Gibt es irgendeine Java-Methode, mit der ich abfragen kann in welchem aktuellen Verzeichnis sich die ausführende Java-Klasse gerade befindet?


----------



## twagi1232010 (21. September 2010)

Hi,

wenn Deine Datei immer im Classpath liegt, kannst Du sie auch direkt daraus laden.

z.B. mit

this.getClass.getResourceAsStream("DBConnectionUsingDMC.properties")

Vielleicht hilft Dir das weiter.

Gruß twagi


----------



## Fools (22. September 2010)

Danke twagi1232010.

Das hat geklappt.

Noch ne kleine Frage: Klappt der Aufruf auch dann noch, wenn die Anwendung auf einem Apache Tomcat Server produktiv geht oder muss ich bedenken haben, dass er dann die Datei wieder nicht findet?
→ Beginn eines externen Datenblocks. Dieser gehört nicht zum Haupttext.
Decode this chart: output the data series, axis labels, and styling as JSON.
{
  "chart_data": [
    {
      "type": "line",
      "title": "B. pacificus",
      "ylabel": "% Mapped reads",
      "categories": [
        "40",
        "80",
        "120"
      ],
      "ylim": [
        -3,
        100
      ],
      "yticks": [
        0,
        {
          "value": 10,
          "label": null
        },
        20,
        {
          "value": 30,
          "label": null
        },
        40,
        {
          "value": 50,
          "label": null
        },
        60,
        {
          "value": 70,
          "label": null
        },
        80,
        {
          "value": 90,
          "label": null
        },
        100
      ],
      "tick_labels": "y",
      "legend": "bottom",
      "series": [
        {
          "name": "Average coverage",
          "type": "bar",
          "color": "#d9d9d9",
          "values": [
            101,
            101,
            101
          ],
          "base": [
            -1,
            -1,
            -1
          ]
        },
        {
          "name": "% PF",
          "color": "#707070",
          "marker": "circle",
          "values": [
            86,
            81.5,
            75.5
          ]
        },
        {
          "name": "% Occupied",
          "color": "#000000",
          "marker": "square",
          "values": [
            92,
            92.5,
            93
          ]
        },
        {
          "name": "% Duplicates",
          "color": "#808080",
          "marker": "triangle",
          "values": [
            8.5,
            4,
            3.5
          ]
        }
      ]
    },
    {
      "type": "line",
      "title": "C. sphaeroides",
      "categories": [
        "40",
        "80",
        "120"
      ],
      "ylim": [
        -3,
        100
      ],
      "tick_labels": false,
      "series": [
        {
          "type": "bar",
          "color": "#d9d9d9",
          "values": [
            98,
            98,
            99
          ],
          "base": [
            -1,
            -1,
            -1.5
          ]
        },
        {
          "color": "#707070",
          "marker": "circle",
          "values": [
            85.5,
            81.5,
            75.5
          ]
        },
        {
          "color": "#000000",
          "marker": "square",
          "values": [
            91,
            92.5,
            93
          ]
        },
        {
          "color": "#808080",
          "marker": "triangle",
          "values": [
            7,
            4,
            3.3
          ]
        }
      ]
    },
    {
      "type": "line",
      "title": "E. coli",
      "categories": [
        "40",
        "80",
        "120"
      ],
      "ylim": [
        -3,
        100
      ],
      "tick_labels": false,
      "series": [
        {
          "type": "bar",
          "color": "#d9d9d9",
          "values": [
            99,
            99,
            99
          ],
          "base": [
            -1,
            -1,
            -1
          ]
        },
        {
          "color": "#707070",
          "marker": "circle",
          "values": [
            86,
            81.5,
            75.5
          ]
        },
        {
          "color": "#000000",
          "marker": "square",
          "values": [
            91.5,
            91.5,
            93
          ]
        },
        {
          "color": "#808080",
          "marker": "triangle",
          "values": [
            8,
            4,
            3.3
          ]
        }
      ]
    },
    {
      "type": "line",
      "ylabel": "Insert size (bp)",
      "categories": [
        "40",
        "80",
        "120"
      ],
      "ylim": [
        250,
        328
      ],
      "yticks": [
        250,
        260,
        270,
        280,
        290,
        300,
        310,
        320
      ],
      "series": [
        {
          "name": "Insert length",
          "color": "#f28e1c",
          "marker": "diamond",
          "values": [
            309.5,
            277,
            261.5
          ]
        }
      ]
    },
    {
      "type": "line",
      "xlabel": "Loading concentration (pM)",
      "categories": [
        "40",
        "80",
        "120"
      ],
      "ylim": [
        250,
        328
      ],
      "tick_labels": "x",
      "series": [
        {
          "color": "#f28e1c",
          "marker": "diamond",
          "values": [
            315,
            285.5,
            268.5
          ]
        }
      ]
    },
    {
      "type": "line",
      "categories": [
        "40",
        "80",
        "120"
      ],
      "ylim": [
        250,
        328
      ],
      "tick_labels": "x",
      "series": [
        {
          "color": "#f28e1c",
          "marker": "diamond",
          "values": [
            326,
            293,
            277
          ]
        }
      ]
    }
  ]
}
Ich hab gestern festgestellt, dass ich mich mit diesen ganzen Pfaden irgendwie nicht auskenn...


----------



## twagi1232010 (23. September 2010)

Hi,

solange Deine Property-Datei im Classpath liegt sollte sie immer gefunden werden. Auch wenn Du alles auf Deinem Tomcat deployst.

Gruß twagi


----------